Linus Pauling, one of the only two people in history to
win two Nobel Prizes (the other was Marie Curie), was
both a scientific genius and a noted activist against
nuclear weapons. His mind was amazing, but as he
pointed out in this famous quotation, not all of his 
ideas (or anyone’s) were good. If you want to have
good ideas, you need to make it a habit and a priority
to generate new ideas.

I remember a story I read, told by a famous author. He
said that a neighbor once commented on the author’s
extraordinarily “lucky” year in which he had both a book
published and a screenplay accepted by a major studio.
The author replied that the neighbor didn’t know that
he’d actually started dozens more projects during that 
period, which either remained unfinished or were
rejected. He estimated that maybe five percent of his
ideas actually came to fruition.

We live in a very judgmental society (and school system)
which is very quick to tell people whether or not their
ideas are “good.” And ignoring young people’s ideas is
almost more devastating to the creative spirit than out-
right rejection. 

As teachers, we have a deep and important responsi-
bility to encourage children’s creative thinking.

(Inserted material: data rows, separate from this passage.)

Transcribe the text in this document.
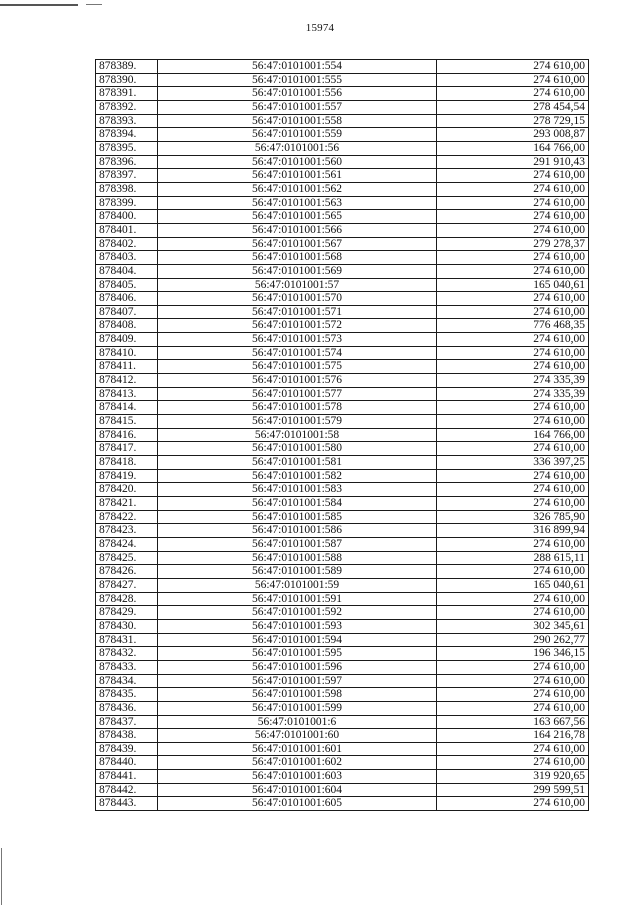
15974
878389.	56:47:0101001:554	274 610,00
878390.	56:47:0101001:555	274 610,00
878391.	56:47:0101001:556	274 610,00
878392.	56:47:0101001:557	278 454,54
878393.	56:47:0101001:558	278 729,15
878394.	56:47:0101001:559	293 008,87
878395.	56:47:0101001:56	164 766,00
878396.	56:47:0101001:560	291 910,43
878397.	56:47:0101001:561	274 610,00
878398.	56:47:0101001:562	274 610,00
878399.	56:47:0101001:563	274 610,00
878400.	56:47:0101001:565	274 610,00
878401.	56:47:0101001:566	274 610,00
878402.	56:47:0101001:567	279 278,37
878403.	56:47:0101001:568	274 610,00
878404.	56:47:0101001:569	274 610,00
878405.	56:47:0101001:57	165 040,61
878406.	56:47:0101001:570	274 610,00
878407.	56:47:0101001:571	274 610,00
878408.	56:47:0101001:572	776 468,35
878409.	56:47:0101001:573	274 610,00
878410.	56:47:0101001:574	274 610,00
878411.	56:47:0101001:575	274 610,00
878412.	56:47:0101001:576	274 335,39
878413.	56:47:0101001:577	274 335,39
878414.	56:47:0101001:578	274 610,00
878415.	56:47:0101001:579	274 610,00
878416.	56:47:0101001:58	164 766,00
878417.	56:47:0101001:580	274 610,00
878418.	56:47:0101001:581	336 397,25
878419.	56:47:0101001:582	274 610,00
878420.	56:47:0101001:583	274 610,00
878421.	56:47:0101001:584	274 610,00
878422.	56:47:0101001:585	326 785,90
878423.	56:47:0101001:586	316 899,94
878424.	56:47:0101001:587	274 610,00
878425.	56:47:0101001:588	288 615,11
878426.	56:47:0101001:589	274 610,00
878427.	56:47:0101001:59	165 040,61
878428.	56:47:0101001:591	274 610,00
878429.	56:47:0101001:592	274 610,00
878430.	56:47:0101001:593	302 345,61
878431.	56:47:0101001:594	290 262,77
878432.	56:47:0101001:595	196 346,15
878433.	56:47:0101001:596	274 610,00
878434.	56:47:0101001:597	274 610,00
878435.	56:47:0101001:598	274 610,00
878436.	56:47:0101001:599	274 610,00
878437.	56:47:0101001:6	163 667,56
878438.	56:47:0101001:60	164 216,78
878439.	56:47:0101001:601	274 610,00
878440.	56:47:0101001:602	274 610,00
878441.	56:47:0101001:603	319 920,65
878442.	56:47:0101001:604	299 599,51
878443.	56:47:0101001:605	274 610,00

We don’t
do this by judging their ideas or their projects, but by
affirming their efforts, their curiosity, and their interest in
everything. And positive judgments are every bit as
destructive as negative ones, since we are sending the
message that it is our approval that is important, not
the creative process itself.

Children need the freedom to have, and express, lots
of ideas without fear of evaluation – to follow their
interests and ideas in their own ways. The more ideas
they’re allowed to have, the more they will have – and
more of those ideas will be good ones.